【コラム】都市域で形成される「ヒートアイランド」とは?
都市域で形成される「ヒートアイランド」は、都市の気温が周辺の郊外に比べて高くなる現象で、風のあまり強くない日に発生しやすい現象です。
気温を分布図で表したときに、都市部を中心として高温域が島のような形になることから、「ヒートアイランド」と呼ばれています。
この現象は、秋・春の移動性高気圧に覆われた日などに現れます。
また、夏型の気圧配置においても、高気圧に広く覆われて風の弱い日にも現れます。
このヒートアイランド現象が起こる要因は、ビルやアスファルトなどによる地表面の被覆化や工場やビル・家屋等のエアコンなどの人工的な排熱の増加などが原因とされ、都市域での特徴的な気象現象として注目されてきました。
また、最近では夏季における熱中症などの健康被害や、ヒートアイランドによって発生する上昇気流が原因で起こる狭いエリアでの局地豪雨の増加、さらに生態系への影響などが都市域に起こる環境問題として注目を浴びています。

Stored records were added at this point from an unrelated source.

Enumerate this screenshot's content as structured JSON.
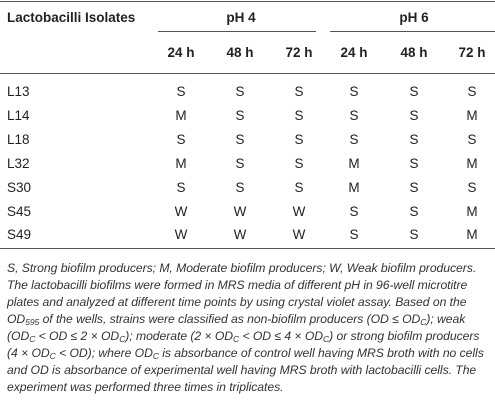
{
  "table": {
    "header": {
      "isolates_label": "Lactobacilli Isolates",
      "groups": [
        "pH 4",
        "pH 6"
      ],
      "times": [
        "24 h",
        "48 h",
        "72 h",
        "24 h",
        "48 h",
        "72 h"
      ]
    },
    "rows": [
      {
        "isolate": "L13",
        "values": [
          "S",
          "S",
          "S",
          "S",
          "S",
          "S"
        ]
      },
      {
        "isolate": "L14",
        "values": [
          "M",
          "S",
          "S",
          "S",
          "S",
          "M"
        ]
      },
      {
        "isolate": "L18",
        "values": [
          "S",
          "S",
          "S",
          "S",
          "S",
          "S"
        ]
      },
      {
        "isolate": "L32",
        "values": [
          "M",
          "S",
          "S",
          "M",
          "S",
          "M"
        ]
      },
      {
        "isolate": "S30",
        "values": [
          "S",
          "S",
          "S",
          "M",
          "S",
          "S"
        ]
      },
      {
        "isolate": "S45",
        "values": [
          "W",
          "W",
          "W",
          "S",
          "S",
          "M"
        ]
      },
      {
        "isolate": "S49",
        "values": [
          "W",
          "W",
          "W",
          "S",
          "S",
          "M"
        ]
      }
    ]
  },
  "footnote": {
    "legend": "S, Strong biofilm producers; M, Moderate biofilm producers; W, Weak biofilm producers.",
    "description": {
      "p1": "The lactobacilli biofilms were formed in MRS media of different pH in 96-well microtitre plates and analyzed at different time points by using crystal violet assay. Based on the ",
      "od": "OD",
      "od_sub": "595",
      "p2": " of the wells, strains were classified as non-biofilm producers (OD ≤ OD",
      "c": "C",
      "p3": "); weak (OD",
      "p4": " < OD ≤ 2 × OD",
      "p5": "); moderate (2 × OD",
      "p6": " < OD ≤ 4 × OD",
      "p7": ") or strong biofilm producers (4 × OD",
      "p8": " < OD); where OD",
      "p9": " is absorbance of control well having MRS broth with no cells and OD is absorbance of experimental well having MRS broth with lactobacilli cells. The experiment was performed three times in triplicates."
    }
  }
}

今回は、このヒートアイランド現象が形成される要因に関して、まとめてみましたのでご紹介していきたいと思います。
ヒートアイランド現象が形成される要因
ヒートアイランド現象が形成される要因として、「地表面の人工化」と「人工排熱の増加」の2つとされています。
1.地表面の人工化
地表面の人工化とは、アスファルトなどによる舗装や、建築物などの人工物で覆われることで、緑地や裸地から気温を上昇させない水蒸気として逃がしていた熱量分が減少し、気温上昇を引き起こすことになります。
また、コンクリートなど熱吸収量の多い建造物の増加なども気温上昇の原因となっています。
2.人工排熱の増加
人工排熱の増加も、ヒートアイランド現象を引き起こす原因です。
多くの人々が都市で生活するには膨大なエネルギーが必要です。
都市生活には欠くことができない空調や照明、自動車、工場の製造機械などいずれもエネルギーをたくさん消費するだけではなく、大量の排熱を発生させます。
こうした人工排熱が気温上昇の原因となっています。
最後に
いかがだったでしょうか?
今回は、ヒートアイランド現象が形成される要因に関してご紹介しました。
このようなヒートアイランドが都市部に形成されるのも、風の穏やかな秋や春の移動性高気圧に覆われた気圧配置の典型的な気象現象ですが、都市の位置(海岸部、平野部、あるいは盆地部など)によって夏季の気温上昇が著しくなり、最近の地球温暖化とともに気温上昇の環境問題として注目されています。
わたしたちが今後も生活していくためにも、環境問題については理解していきたいですね。